The Myanmar military, which began its repression of the Rohingya 60 years ago, intensified its attacks against them in recent years with “mass killings and rapes,” according to USCIRF.
A report compiled by the Biden administration shows “the abuses were not isolated cases,” Blinken said in a speech Monday at the U.S. Holocaust Museum. “The attack against Rohingya was widespread and systematic, which is crucial for reaching a determination of crimes against humanity.
“The evidence also points to a clear intent behind these mass atrocities – the intent to destroy Rohingya, in whole or in part.”
Genocide is defined as murder and other acts with the “intent to destroy, in whole or in part, a national, ethnical, racial or religious group,” according to a 1948 United Nations treaty.
The Tatmadaw has not reserved its violent campaign just for the Rohingya. It “has committed killings, rape and other atrocities against members of other ethnic and religious minority groups” for decades, Blinken said.
In February 2021, the military seized control of Myanmar’s democratically elected government. Since the takeover, the Tatmadaw has repeated its anti-Rohingya tactics against “all ethnic and religious communities,” USCIRF reported.
Buddhism is Myanmar’s “de facto state religion,” USCIRF said in its 2021 annual report. Nearly 88 percent of the population is Buddhist, while 6.2 percent is Christian and 4.3 percent is Muslim, according to USCIRF.
Myanmar, located in Southeast Asia, is one of 10 governments the State Department has designated as “countries of particular concern,” a category dedicated to the world’s most severe violators of religious freedom.

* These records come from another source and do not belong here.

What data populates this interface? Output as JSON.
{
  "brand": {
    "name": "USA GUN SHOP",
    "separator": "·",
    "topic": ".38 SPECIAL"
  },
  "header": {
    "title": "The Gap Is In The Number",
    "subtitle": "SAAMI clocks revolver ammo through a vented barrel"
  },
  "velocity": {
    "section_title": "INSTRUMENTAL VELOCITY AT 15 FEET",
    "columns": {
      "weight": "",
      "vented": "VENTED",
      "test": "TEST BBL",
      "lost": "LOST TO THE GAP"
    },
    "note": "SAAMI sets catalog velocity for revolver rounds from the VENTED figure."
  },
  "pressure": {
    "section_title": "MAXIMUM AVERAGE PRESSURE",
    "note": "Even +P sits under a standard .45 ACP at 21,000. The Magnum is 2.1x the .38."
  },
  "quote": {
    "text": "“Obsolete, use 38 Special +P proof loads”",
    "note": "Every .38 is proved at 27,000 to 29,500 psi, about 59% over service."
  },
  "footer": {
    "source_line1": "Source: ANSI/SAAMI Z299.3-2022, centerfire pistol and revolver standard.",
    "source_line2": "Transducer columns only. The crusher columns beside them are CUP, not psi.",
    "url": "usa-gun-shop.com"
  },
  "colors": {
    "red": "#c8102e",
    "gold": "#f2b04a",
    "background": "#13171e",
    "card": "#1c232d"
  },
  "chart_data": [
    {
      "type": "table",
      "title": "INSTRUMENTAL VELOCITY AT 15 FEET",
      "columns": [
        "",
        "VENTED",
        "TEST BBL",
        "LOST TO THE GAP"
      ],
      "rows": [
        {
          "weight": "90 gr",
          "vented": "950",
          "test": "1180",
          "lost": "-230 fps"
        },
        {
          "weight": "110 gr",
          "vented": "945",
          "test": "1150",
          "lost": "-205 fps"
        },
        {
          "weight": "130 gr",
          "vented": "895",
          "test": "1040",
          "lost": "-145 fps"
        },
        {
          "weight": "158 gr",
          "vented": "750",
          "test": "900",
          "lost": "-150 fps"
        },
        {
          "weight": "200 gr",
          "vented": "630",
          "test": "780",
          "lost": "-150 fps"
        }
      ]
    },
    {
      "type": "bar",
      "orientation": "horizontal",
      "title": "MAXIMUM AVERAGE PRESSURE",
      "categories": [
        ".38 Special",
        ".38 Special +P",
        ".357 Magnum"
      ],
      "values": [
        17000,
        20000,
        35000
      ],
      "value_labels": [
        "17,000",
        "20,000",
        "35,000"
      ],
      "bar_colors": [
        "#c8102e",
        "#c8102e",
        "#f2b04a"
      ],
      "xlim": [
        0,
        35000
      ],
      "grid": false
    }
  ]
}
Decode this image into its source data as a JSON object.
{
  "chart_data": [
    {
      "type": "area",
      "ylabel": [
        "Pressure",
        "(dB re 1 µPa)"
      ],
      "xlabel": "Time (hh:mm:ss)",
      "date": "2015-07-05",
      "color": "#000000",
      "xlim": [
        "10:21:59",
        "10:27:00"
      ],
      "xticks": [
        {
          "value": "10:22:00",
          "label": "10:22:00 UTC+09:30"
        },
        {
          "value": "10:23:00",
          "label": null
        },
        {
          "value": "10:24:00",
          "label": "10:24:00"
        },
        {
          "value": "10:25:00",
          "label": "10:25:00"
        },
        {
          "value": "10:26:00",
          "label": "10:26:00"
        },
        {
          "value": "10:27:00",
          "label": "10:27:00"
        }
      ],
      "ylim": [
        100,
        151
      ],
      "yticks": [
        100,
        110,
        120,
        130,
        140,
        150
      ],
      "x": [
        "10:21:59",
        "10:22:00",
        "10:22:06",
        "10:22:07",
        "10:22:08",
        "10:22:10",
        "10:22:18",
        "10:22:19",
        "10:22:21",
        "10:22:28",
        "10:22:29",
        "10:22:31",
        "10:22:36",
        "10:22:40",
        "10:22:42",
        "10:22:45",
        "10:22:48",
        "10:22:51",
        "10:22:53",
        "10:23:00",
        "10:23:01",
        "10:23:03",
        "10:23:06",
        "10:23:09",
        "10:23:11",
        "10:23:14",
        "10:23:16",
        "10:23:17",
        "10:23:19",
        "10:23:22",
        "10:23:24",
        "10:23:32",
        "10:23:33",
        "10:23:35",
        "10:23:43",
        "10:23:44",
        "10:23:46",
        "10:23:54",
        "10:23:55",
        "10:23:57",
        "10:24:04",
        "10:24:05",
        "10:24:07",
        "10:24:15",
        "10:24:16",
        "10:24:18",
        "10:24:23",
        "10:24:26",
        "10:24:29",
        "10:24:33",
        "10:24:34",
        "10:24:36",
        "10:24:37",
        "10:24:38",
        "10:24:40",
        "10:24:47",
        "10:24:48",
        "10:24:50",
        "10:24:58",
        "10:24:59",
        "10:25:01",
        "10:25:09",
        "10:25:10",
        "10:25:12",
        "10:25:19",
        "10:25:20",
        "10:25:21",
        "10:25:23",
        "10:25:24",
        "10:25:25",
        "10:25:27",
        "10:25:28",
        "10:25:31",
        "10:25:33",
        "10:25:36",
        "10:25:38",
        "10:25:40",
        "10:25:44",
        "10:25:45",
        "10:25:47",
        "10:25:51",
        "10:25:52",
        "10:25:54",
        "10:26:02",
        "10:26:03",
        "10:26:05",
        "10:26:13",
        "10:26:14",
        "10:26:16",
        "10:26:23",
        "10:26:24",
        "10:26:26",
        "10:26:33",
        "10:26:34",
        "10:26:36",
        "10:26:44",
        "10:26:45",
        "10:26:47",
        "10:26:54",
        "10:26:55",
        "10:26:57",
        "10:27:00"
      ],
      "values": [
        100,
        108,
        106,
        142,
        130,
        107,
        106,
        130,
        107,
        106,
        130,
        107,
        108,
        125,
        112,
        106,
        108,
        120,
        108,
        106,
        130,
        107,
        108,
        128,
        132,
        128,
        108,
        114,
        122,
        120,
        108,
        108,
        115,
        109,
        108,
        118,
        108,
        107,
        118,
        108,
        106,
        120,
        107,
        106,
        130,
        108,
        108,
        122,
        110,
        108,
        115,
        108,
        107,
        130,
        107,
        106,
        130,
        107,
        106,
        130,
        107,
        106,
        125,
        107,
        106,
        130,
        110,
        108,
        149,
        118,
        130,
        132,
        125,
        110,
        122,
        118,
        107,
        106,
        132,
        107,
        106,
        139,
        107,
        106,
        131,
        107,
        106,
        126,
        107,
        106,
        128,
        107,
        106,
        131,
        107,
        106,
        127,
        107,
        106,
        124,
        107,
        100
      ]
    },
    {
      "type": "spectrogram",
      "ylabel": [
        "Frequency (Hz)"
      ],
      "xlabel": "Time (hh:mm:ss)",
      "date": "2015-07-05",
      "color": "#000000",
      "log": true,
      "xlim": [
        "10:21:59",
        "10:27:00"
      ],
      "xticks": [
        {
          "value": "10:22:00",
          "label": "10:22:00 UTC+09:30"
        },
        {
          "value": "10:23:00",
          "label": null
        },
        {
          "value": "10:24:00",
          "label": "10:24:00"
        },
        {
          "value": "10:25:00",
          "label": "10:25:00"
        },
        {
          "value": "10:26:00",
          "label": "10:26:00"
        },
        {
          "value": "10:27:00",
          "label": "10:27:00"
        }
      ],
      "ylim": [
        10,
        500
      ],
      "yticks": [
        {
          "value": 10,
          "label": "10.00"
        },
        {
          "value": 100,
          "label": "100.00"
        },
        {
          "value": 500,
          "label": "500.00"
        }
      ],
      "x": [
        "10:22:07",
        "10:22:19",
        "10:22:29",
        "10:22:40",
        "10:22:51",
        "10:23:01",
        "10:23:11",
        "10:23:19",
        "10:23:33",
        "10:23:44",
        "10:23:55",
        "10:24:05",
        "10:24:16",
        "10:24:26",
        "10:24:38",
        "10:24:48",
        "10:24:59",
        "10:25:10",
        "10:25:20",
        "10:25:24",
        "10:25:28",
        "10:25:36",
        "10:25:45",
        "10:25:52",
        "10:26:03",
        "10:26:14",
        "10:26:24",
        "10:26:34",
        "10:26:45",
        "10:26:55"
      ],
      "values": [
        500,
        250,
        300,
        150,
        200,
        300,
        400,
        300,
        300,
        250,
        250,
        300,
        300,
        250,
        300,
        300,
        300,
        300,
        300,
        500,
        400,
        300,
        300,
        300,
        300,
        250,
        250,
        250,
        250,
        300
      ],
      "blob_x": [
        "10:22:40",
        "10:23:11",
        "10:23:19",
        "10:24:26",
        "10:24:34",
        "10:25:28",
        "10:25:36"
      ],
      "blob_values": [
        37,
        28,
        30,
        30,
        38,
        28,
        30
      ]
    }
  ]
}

In June 2021, the United States led a successful attempt – which was joined by 119 other countries and opposed by only one government – to adopt a resolution at the United Nations General Assembly that urged members to halt the transfer of weapons into Myanmar, Blinken said. A report in February by a U.N. official showed China, Russia and Serbia still have provided arms to the military regime, he said.
Prior to the designation for Myanmar, the most recent genocide determination was issued in January 2021 against the Chinese Communist Party for its campaign against the Uyghurs, a primarily Muslim group in western China. Pompeo announced on the last full day of the Trump administration the genocide determination for China, and Blinken affirmed that designation after he took office under President Biden.
The Southern Baptist Convention became the first Christian denomination to denounce China’s treatment of the Uyghurs as genocide by vote of the messengers to its annual meeting in June 2021.